The central question of the Arab Spring—what democracies should look like in the deeply religious countries of the Middle East—has developed into a vigorous debate over these nations’ secular identities. But what, exactly, is secularism? What has the West’s long familiarity with it inevitably obscured? In
Questioning Secularism, Hussein Ali Agrama tackles these questions. Focusing on the fatwa councils and family law courts of Egypt just prior to the revolution, he delves deeply into the meaning of secularism itself and the ambiguities that lie at its heart.
Drawing on a precedent-setting case arising from the family law courts —the last courts in Egypt to use Shari‘a law—Agrama shows that secularism is a historical phenomenon that works through a series of paradoxes that it creates. Digging beneath the perceived differences between the West and Middle East, he highlights secularism’s dependence on the law and the problems that arise from it: the necessary involvement of state sovereign power in managing the private spiritual lives of citizens and the irreducible set of legal ambiguities such a relationship creates. Navigating a complex landscape between private and public domains,
Questioning Secularism lays important groundwork for understanding the
real meaning of secularism as it affects the
real freedoms of a citizenry, an understanding of the utmost importance for so many countries that are now urgently facing new political possibilities.

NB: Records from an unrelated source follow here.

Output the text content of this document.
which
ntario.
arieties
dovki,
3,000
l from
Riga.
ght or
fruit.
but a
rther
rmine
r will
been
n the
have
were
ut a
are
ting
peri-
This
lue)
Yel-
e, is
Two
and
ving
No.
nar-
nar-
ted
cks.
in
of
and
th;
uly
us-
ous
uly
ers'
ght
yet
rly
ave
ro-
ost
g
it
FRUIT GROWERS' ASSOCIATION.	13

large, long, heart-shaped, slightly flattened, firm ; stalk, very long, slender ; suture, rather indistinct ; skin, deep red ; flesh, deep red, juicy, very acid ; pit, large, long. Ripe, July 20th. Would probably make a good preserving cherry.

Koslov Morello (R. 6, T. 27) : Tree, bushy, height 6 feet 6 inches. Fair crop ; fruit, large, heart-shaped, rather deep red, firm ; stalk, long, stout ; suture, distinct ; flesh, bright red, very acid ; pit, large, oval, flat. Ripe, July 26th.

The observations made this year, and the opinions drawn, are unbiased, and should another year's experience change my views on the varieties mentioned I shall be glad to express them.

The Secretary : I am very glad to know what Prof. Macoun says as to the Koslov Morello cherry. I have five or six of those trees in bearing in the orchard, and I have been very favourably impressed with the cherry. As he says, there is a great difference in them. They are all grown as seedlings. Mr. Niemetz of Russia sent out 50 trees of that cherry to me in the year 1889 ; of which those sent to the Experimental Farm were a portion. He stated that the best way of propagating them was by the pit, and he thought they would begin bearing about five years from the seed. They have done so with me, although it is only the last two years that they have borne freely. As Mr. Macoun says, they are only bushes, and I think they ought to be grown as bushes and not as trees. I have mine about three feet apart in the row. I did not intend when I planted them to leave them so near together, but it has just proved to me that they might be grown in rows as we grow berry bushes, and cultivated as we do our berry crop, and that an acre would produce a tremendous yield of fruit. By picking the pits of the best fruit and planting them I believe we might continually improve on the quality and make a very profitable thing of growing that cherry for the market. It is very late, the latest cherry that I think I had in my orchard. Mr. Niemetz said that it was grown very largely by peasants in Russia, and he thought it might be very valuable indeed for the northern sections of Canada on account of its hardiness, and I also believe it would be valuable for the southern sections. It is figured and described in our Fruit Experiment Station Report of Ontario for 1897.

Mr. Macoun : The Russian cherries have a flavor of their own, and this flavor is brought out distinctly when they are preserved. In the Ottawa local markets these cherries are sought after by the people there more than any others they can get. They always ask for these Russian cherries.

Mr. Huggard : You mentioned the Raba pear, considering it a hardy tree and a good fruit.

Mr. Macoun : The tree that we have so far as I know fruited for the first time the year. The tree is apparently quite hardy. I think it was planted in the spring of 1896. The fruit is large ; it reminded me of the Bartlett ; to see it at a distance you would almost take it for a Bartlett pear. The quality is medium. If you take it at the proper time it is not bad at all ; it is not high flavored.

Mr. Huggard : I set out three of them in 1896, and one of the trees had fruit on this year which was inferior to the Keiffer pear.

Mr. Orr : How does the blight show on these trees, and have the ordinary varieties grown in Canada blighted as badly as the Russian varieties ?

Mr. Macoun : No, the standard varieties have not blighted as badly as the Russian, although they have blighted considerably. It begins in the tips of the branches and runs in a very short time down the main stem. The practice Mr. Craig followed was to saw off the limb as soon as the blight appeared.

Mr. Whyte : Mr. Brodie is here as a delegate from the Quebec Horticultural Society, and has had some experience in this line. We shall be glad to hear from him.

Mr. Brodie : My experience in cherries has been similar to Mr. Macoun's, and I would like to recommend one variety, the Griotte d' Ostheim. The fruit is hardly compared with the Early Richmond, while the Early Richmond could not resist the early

Hussein Ali Agrama is assistant professor of anthropology at the University of Chicago.
“Questioning Secularism is an important book. The discussions of the fatwa court alone would warrant praise, but there is much more: the exploration of how the secular state produces its own ambiguities is very engaging; the idea that different fora might employ related sources of legitimacy is handled with considerable deftness; the argument that the fatwa is a different sort of journey than the court proceeding is pursued with great care and insight. The overall result, then, is a work one can get one’s teeth into in the best sense of the word.”
— Lawrence Rosen, Princeton University
“Questioning Secularism is a mind-widening book. It is not simply a contestation or reconstruction of the doctrines of secularism but an enquiry into the ways in which it continually generates questions—about necessary limitations to public expression, about the dangers of religious politics, about the place of the Shari‘a in a liberal state, and so forth. At the center of these questions, says Agrama, is the concern to determine the line between politics and religion. Agrama explores this theme brilliantly in the context of contemporary Egypt by drawing on a rich body of ethnographic and historical data, and presents the reader with valuable insights into the ways sovereignty, public order, and state of exception are implicated (often in contradictory ways) in the question of secularism in that country. The most innovative part of this impressive work is the comparison between the Egyptian family court and the Fatwa Council, both based on understandings of the Shari‘a but each very different in its conditions of existence and its orientation. This book is essential reading for anyone interested in secularism today.”
— Talal Asad, City University of New York
“This is one of the most exciting and original books I have read on the issue of secularism, law, Islam, and the Middle East. Agrama handles some of the toughest questions at the center of the current debate on secularism: What is the relationship between political secularism and sovereign power? What are the affects and sensibilities that underlie the secular state’s claim to religious neutrality? How are the ethical claims of secularism tied to its political and legal restructuring of religion? This is intellectual thinking at its best. No one interested in the much touted confrontation between religion and secularism, between Islam and liberalism, can afford to ignore this book.”
— Saba Mahmood, author of Politics of Piety
Questioning Secularism is one of the most innovative, pathbreaking interventions into contemporary debates on the secular to date. Based on extensive ethnographic research in Egypt, the book provides a theoretically sophisticated and highly original analysis of the conceptual and practical ambivalences and contradictions at the core of Egypt’s legal and religious institutions. The implications of Hussein Ali Agrama’s argument for our understanding of the modern career of religion and secularity are vast, extending well beyond Egypt and the Middle East. Scholars concerned with these twin concepts cannot afford to ignore the challenge Agrama’s work poses to the field.”
— Charles Hirschkind, author of The Ethical Soundscape
“At a time when Egypt is consumed with debates about the role of Islam in the constitution and the role of the courts, Agrama’s book offers unique and fascinating insight into the actual operation of Islamic laws in Egyptian society. . . . Simply fascinating.”
— Marc Lynch, Foreign Policy
“This highly innovative book is a real feast for the mind. A tour de force in the anthropology of Islam, it will be of great value to students of religion and secularism as well as to legal studies beyond Egypt and even beyond the Middle East.”